In this Market Trends we look at three potentially cheap winter projects; the MGF, Mazda MX-5 Mk1 and MG Midget…
Picking summer cars for winter projects may seem a little odd from the outset, but, it’s well known that convertibles are often cheaper in the winter due to owners wanting a quick sale. Besides, no one wants to buy a convertible when it’s cold outside. With that in mind, for us enthusiasts it provides a great opportunity to snap up a bargain on a project.
The MGF earns its place here by offering good performance at a bargain price. It’s no secret that you can pick up an example for around £1000, and that will cement an example with an MoT and good history. It drives well, but lives in the shadow of the MX-5.

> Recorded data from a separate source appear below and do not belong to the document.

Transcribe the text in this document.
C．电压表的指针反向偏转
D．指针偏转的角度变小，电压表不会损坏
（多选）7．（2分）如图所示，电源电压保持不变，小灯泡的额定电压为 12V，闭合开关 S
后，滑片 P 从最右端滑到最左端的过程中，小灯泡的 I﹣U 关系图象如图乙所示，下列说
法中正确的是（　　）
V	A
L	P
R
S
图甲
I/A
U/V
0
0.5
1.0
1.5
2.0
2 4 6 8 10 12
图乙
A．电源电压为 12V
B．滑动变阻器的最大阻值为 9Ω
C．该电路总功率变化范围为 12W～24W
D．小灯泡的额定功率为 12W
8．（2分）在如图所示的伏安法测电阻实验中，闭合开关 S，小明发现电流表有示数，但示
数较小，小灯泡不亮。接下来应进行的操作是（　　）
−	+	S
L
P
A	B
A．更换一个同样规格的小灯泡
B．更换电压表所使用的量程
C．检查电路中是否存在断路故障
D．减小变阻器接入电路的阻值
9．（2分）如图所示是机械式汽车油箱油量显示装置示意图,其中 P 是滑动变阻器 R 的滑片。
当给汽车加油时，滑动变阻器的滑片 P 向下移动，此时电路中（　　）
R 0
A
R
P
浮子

Introduced in 1995, the mid-engined MGF was originally planned for a decade previous. If Rover Group had been braver in its decision makings, we could have been talking about a very different Rover Group to the one we know today.
Mazda MX-5 Mk1
The MX-5 will forever be heralded as the car to compare other modern sports cars to. It brought back that air of what a sports car should be, open top, simple, modest power but most of all, good fun. Again, buying one in the winter could be a great idea largely because project cars are cheap for a reason; that reason being rust.
If caught in time, the rust worry can be rectified by specialists and getting this done in the winter is a great idea as it will allow you to enjoy it throughout the summer. It’s not a cheap fix by any mean, but rotten cars will only get worse on UK roads.
With that in mind, you can pick up project Mk1 MX-5s from as little as £1000, but you may want to spend around the £2000 mark to get yourself a car that’s had rust treatment previously. Prices haven’t changed dramatically over the past four years according to price aggregator The Market, so examples that are in the £5000 mark must be low-mileage with excellent history to back this up.
The MG Midget is the epitome of the British sports car. In fact, Mazda wanted to catch the essence of this as much as possible with the MX-5 by minimising its complications and focusing on the fun driving aspects. The Midget isn’t a numbers car, that meaning the power figures aren’t even worth discussing. What it is though is a car that makes you enjoy the journey, rather than getting to the destination in a certain timeframe.
The low driving position and tiny dimensions are a world away when looking at modern day traffic and seeing one in the flesh makes you think about a) just how small it is and b) how big modern cars have gotten. The lack of bodywork of the chest then aids the feeling of speed, so while you may only be doing 40, you’ll feel like you’re doing 70 adding to the excitement.
Buying an early Mk1 Midget in pristine condition can set you back closer to £20,000 so certainly doesn’t warrant the cheap winter project title. However, Mk1 projects and early Mk2s can be had for a lot less money with around £4000 being the ball park for a Mk1 and under £2000 for a Mk2.